By the mid 90s, Japanese heavy industry was so fucking awesome, that if you took a dollar and put it into a Japanese factory, it produced something like 10x the wealth of a dollar put into an American factory. They were 10x more productive!
So where did they go wrong?
Well it turns out that while the government encouraged efficiency in industry, they discouraged it pretty much everywhere else. This was especially true in the retail sector. It was very difficult to open super markets, or large department stores. And so all the productivity being captured by factory workers was being lost as soon as they went home and tried to buy groceries. Part of this was the government's inflationary monetary policy, but much more of it was their protectionism of "mom and pop" retail shops. There was no walmart or target to help Japanese workers spread their dollars further.
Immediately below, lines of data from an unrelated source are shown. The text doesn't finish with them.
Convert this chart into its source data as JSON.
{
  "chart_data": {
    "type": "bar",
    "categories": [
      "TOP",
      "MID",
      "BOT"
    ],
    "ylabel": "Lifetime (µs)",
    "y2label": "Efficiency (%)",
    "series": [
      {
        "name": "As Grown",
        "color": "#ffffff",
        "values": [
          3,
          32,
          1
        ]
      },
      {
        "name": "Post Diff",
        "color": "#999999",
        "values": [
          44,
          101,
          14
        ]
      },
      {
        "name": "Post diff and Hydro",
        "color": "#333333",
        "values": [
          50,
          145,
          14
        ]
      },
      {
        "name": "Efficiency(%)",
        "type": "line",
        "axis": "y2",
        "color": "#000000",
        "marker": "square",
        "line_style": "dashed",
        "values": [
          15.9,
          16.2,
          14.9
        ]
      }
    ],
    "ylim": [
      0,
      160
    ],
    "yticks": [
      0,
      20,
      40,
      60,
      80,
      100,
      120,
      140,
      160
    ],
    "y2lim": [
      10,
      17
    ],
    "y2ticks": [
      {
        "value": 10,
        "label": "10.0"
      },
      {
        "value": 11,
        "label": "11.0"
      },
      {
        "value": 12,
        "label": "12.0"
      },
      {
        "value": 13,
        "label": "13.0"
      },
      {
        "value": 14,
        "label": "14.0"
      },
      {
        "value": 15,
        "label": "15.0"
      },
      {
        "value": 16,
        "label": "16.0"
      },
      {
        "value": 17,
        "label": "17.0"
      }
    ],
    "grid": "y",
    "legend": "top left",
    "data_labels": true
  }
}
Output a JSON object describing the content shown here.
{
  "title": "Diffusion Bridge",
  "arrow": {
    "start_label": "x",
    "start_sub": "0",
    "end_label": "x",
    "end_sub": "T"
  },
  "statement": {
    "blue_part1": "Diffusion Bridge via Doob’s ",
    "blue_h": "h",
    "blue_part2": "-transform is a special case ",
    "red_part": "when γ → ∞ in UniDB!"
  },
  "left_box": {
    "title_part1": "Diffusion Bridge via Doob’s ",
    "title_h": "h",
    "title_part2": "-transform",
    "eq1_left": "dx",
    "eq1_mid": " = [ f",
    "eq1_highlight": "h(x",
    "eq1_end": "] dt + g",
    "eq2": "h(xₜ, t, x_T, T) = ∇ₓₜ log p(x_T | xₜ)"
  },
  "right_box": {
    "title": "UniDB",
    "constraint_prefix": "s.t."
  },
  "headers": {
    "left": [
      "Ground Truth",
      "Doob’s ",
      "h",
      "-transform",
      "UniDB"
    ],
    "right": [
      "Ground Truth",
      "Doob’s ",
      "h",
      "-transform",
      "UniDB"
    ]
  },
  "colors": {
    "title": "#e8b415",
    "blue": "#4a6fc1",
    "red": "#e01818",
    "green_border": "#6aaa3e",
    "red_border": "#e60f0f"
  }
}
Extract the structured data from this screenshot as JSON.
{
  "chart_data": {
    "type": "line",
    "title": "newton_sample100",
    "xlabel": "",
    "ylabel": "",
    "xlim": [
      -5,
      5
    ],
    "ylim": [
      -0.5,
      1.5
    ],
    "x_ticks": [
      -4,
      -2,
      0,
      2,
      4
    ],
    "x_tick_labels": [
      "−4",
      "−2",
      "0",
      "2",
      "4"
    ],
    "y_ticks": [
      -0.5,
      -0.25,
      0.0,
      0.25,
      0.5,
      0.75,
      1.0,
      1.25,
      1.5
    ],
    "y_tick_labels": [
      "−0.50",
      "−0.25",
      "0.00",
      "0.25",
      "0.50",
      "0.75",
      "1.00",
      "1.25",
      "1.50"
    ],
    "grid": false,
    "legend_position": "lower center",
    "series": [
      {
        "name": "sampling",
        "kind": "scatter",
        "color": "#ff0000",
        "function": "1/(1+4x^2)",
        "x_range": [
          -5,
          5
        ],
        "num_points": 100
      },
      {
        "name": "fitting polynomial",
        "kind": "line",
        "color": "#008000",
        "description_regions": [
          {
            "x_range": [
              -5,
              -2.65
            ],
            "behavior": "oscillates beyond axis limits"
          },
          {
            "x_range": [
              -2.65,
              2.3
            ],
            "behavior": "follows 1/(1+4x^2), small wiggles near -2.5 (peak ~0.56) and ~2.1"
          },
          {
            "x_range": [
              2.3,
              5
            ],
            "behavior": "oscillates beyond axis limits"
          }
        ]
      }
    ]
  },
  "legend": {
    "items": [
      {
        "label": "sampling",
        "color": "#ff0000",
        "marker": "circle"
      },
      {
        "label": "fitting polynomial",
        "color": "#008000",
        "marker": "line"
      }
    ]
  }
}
Even buying electronics meant going to a small mom and pop shop that did not have meaningful competition, or reason to make their work more efficient.
I spent enormous time studying Japanese factory practices, and they truly were marvels of human organization. Unfortunately, they killed the goose that laid the golden egg with pretty much every other government economic policy they had.
Here's a fun fact.
Japan's "Freedom Index" is ~= to the USA at this point in time.
Thanks to the masses supporting the [Na]tional So[zi]alist party.
What USA?
Can you still buy a pair of dirty panties from a vending machine in Japan if you have a yen for that sort of thing? Seems like an economic stimulus to me. Asking for a friend.